Sınıf arkadaşı Can’ın civcivi vardı. Bir gün öğle teneffüsünde kız kardeşi öğretmenlerden gizlice Can’ın civcivini sınıfa getirdi. Sınıfındakiler sırayla avucuna alıp, sevmiş; Can’a ve civcivine ilgi göstermişti. Bunu gören Eda, babasından civciv istese de babası ona “Olmaz.” demişti. Ama pazara annesiyle gideceği için onu ikna edebilirdi.

Eda çiçekli elbisesini giyinipa , neşe ile mutfağa koştu. Annesi kahvaltı masasını hazırlıyordu.

-Günaydın anneciğim ne zaman pazara gideceğiz?

-Günaydın kızım. Saat daha erken, hele bir pazarcı amcalar gelip tezgahlarını kursunlar; sonra gideceğiz.

-Geç kalmayız değil mi?

-Hayır kalmayız, sen neden pazara gitmek istiyorsun?

-Söyleyeceğim ama aramızda kalsın!

-Hmmm, tamam aramızda kalsın. Ama şimdi bana sebebini söylemelisin.

-Anneciğim, Can’a annesi pazardan mavi civciv almış. Sınıfa getirdi. Ben de mavi civciv istiyorum.

-O zaman sana civcivleri anlatacağım, ancak kendini o mavi civcivin yerine koymanı istesem, yapabilir misin?

-Yapabilirim, ben zaten civcivleri çok severim.

-Yavrum, civcivleri sevmekte çok haklısın. Onları ben de seviyorum. Ama pazarda gördüğün civcivleri daha yumurtalarının içindeyken boyayıp, doğduktan sonra da annelerinden ayırıp; satıyorlar. Bizler onları satın aldıkça, civcivler bunu yaşamaya devam edecekler.
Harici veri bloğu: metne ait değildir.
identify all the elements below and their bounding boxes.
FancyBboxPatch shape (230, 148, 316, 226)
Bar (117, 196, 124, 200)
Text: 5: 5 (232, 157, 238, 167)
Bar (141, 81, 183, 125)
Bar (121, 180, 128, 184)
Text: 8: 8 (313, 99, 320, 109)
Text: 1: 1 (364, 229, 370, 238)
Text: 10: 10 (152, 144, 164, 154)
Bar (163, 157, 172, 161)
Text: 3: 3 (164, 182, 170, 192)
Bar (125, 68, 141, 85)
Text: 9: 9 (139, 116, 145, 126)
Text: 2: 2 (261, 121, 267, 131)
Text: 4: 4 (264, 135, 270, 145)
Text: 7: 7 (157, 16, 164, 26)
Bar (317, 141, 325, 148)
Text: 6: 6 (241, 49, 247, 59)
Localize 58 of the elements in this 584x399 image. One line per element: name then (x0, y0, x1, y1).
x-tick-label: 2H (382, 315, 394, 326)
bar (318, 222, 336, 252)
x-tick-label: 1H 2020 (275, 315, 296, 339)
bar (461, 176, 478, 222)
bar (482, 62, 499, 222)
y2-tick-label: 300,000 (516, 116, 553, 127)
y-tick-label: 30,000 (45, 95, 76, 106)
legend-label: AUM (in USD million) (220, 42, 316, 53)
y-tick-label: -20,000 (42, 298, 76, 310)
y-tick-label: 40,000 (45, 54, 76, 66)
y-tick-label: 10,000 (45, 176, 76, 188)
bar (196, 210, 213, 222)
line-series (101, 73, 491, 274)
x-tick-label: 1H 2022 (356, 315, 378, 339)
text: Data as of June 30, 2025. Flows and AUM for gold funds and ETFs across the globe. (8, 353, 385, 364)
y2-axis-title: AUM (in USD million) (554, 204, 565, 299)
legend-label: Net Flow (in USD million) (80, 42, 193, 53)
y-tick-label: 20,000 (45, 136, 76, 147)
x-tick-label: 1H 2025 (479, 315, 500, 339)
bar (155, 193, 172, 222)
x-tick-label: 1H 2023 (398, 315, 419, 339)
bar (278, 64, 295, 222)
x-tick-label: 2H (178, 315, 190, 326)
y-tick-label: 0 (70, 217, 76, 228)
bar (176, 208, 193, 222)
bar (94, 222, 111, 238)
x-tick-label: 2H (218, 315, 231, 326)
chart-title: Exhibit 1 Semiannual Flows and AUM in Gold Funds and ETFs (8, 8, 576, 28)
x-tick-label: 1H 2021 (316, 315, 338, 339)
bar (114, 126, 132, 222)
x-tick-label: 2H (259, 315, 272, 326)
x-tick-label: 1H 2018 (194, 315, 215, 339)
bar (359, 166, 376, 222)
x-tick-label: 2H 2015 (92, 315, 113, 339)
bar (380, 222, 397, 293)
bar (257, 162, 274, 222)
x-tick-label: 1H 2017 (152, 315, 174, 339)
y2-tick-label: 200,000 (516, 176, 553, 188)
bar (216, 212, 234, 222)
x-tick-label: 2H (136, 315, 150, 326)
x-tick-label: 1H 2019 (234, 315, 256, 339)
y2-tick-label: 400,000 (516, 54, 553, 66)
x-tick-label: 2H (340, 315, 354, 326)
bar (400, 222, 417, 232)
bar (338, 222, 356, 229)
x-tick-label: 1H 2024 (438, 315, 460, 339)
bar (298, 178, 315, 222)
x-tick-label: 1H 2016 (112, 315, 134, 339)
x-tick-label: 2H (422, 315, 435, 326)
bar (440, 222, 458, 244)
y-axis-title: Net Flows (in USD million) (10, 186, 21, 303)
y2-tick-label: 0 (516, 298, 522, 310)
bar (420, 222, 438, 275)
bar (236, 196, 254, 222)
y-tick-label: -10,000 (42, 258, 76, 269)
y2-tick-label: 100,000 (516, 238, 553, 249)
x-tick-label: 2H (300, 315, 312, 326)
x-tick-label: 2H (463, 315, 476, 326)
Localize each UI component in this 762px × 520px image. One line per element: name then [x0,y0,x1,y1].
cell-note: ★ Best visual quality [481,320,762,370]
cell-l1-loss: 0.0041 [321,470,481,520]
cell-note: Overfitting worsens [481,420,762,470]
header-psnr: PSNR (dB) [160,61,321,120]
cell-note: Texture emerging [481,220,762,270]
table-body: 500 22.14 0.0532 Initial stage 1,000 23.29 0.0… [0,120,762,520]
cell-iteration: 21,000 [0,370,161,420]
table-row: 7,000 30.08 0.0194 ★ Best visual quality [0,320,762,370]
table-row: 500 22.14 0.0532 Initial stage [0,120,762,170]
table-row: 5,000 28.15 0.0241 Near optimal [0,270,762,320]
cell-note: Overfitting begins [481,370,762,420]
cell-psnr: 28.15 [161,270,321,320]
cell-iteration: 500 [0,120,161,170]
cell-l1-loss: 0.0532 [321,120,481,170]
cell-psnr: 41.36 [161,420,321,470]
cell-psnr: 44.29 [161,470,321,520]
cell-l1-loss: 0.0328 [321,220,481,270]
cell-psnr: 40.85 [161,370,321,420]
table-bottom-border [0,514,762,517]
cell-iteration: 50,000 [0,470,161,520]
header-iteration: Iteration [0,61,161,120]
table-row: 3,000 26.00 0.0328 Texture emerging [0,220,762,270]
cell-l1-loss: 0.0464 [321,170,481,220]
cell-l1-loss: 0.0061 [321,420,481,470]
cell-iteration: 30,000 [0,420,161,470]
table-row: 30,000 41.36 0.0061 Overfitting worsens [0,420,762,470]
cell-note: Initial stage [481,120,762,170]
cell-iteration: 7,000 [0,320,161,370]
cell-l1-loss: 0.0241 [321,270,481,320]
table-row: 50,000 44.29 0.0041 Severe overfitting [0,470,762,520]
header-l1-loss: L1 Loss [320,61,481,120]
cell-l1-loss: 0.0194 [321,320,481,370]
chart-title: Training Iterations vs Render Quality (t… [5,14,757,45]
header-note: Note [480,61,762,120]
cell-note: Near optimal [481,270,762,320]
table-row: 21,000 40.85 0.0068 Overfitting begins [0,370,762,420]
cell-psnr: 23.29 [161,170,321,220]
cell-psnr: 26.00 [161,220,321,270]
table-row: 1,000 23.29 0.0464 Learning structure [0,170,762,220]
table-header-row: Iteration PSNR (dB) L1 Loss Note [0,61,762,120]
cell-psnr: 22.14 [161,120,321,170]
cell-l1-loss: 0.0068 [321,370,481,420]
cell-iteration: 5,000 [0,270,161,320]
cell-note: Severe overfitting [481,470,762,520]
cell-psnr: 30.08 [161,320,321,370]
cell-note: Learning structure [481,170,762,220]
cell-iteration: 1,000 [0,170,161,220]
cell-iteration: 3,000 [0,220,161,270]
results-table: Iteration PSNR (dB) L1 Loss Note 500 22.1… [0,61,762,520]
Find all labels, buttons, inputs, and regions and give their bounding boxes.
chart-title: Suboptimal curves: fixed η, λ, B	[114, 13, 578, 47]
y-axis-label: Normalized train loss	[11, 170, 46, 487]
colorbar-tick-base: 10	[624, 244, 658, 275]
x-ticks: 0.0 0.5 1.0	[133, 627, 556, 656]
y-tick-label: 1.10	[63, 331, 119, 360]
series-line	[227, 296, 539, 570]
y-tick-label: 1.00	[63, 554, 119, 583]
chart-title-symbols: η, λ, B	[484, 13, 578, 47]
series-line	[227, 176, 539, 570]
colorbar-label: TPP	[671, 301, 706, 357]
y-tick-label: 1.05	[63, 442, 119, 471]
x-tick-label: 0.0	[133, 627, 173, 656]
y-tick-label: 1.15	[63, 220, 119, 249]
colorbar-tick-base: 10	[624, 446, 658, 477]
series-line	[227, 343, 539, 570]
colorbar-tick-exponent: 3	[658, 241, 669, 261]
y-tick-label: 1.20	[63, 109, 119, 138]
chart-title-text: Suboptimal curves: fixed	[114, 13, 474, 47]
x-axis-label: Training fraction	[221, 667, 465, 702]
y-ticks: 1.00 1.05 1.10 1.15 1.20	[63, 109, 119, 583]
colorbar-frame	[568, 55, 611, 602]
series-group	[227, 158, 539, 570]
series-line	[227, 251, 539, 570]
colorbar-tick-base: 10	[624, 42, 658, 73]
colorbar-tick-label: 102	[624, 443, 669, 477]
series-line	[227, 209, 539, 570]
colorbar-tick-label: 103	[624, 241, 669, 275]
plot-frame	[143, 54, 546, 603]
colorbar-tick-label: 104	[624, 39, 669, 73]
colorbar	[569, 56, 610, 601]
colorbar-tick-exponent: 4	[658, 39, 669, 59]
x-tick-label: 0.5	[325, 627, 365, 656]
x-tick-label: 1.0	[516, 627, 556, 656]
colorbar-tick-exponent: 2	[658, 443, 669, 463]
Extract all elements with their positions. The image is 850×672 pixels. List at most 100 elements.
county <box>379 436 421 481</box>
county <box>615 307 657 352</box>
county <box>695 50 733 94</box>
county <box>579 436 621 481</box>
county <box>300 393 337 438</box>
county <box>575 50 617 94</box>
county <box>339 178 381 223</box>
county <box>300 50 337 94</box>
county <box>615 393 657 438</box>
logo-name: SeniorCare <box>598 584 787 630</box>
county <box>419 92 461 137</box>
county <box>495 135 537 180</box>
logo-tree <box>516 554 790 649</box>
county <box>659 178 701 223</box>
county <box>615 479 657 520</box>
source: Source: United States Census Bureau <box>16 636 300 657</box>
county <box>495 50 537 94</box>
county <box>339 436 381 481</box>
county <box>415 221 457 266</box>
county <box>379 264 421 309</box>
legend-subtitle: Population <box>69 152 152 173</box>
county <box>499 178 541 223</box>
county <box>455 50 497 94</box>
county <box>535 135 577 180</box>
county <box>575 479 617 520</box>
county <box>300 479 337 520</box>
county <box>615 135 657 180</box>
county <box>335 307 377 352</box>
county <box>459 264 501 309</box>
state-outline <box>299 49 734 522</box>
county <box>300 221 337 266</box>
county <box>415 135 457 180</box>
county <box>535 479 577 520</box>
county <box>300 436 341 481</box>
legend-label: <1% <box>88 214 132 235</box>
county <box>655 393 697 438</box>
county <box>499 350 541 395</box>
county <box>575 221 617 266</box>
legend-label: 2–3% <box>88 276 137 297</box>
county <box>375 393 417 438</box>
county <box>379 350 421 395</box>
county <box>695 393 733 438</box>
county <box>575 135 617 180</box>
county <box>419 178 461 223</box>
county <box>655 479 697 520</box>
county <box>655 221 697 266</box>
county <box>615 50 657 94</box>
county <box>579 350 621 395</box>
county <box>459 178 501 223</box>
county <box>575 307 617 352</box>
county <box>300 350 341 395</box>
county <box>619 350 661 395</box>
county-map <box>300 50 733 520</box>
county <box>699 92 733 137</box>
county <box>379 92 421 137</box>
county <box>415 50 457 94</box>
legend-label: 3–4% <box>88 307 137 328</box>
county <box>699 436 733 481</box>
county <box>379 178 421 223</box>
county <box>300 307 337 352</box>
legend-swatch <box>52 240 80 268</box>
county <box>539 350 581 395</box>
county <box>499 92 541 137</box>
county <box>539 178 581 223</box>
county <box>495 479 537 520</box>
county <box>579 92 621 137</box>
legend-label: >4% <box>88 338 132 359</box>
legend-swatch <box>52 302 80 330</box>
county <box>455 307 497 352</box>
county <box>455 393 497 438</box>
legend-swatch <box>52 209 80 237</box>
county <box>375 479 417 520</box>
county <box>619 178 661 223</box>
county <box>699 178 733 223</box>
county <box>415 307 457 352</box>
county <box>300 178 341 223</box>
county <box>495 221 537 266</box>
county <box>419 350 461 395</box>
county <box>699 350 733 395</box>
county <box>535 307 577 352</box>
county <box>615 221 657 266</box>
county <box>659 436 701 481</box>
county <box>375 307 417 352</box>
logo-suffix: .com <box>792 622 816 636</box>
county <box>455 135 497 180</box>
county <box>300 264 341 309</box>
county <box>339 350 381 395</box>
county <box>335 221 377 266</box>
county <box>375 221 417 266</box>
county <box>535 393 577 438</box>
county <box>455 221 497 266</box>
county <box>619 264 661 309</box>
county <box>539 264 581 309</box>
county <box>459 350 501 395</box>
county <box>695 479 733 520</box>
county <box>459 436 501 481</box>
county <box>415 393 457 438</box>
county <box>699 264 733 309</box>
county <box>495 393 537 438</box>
Kimse onları bu şekilde almazsa, civcivleri sadece kümeste besleyecek ve onlara gerçekten bakabilecek insanlar satın alırlar. O zaman civcivler hastalıktan ölmezler; büyürler.

-Civcivler renksiz mi anne, onları neden boyuyorlar?

-Hayır, onların çok güzel renkleri var. Doğduklarında sarı, bazen de siyah oluyorlar. Ama bazı düşüncesiz insanlar, çocuklar satın alsın diye kırmızıya, maviye, yeşile boyuyor. Şimdi söyle bakalım, halen mavi civciv istiyor musun?

-Hayır istemiyorum anneciğim, babam haklıymış.

-Evet yavrum, ama sen de haksız değildin. Çünkü bilmiyordun, öğrendin. Civcivler kümes hayvanıdır, bizim gibi evde yaşayamazlar. Onları avucumuza alırsak, küçücük organlarına istemeden zarar verebiliriz. Konuşamadıkları için bunu bize söyleyemezler. Hem arkadaşın Can’ın yaptığı gibi canlı hayvanları okula sokmak da yanlıştır. Tüm çocuklar okul kurallarına uymalı, çiğnememelidir.

-Ben yarın okul kurallarına uymamız gerektiğini de, civcivleri de sınıf arkadaşlarıma anlatacağım anneciğim. Onlar da başka arkadaşlarına anlatırlarsa, bizim pazardaki civcivler kurtulur!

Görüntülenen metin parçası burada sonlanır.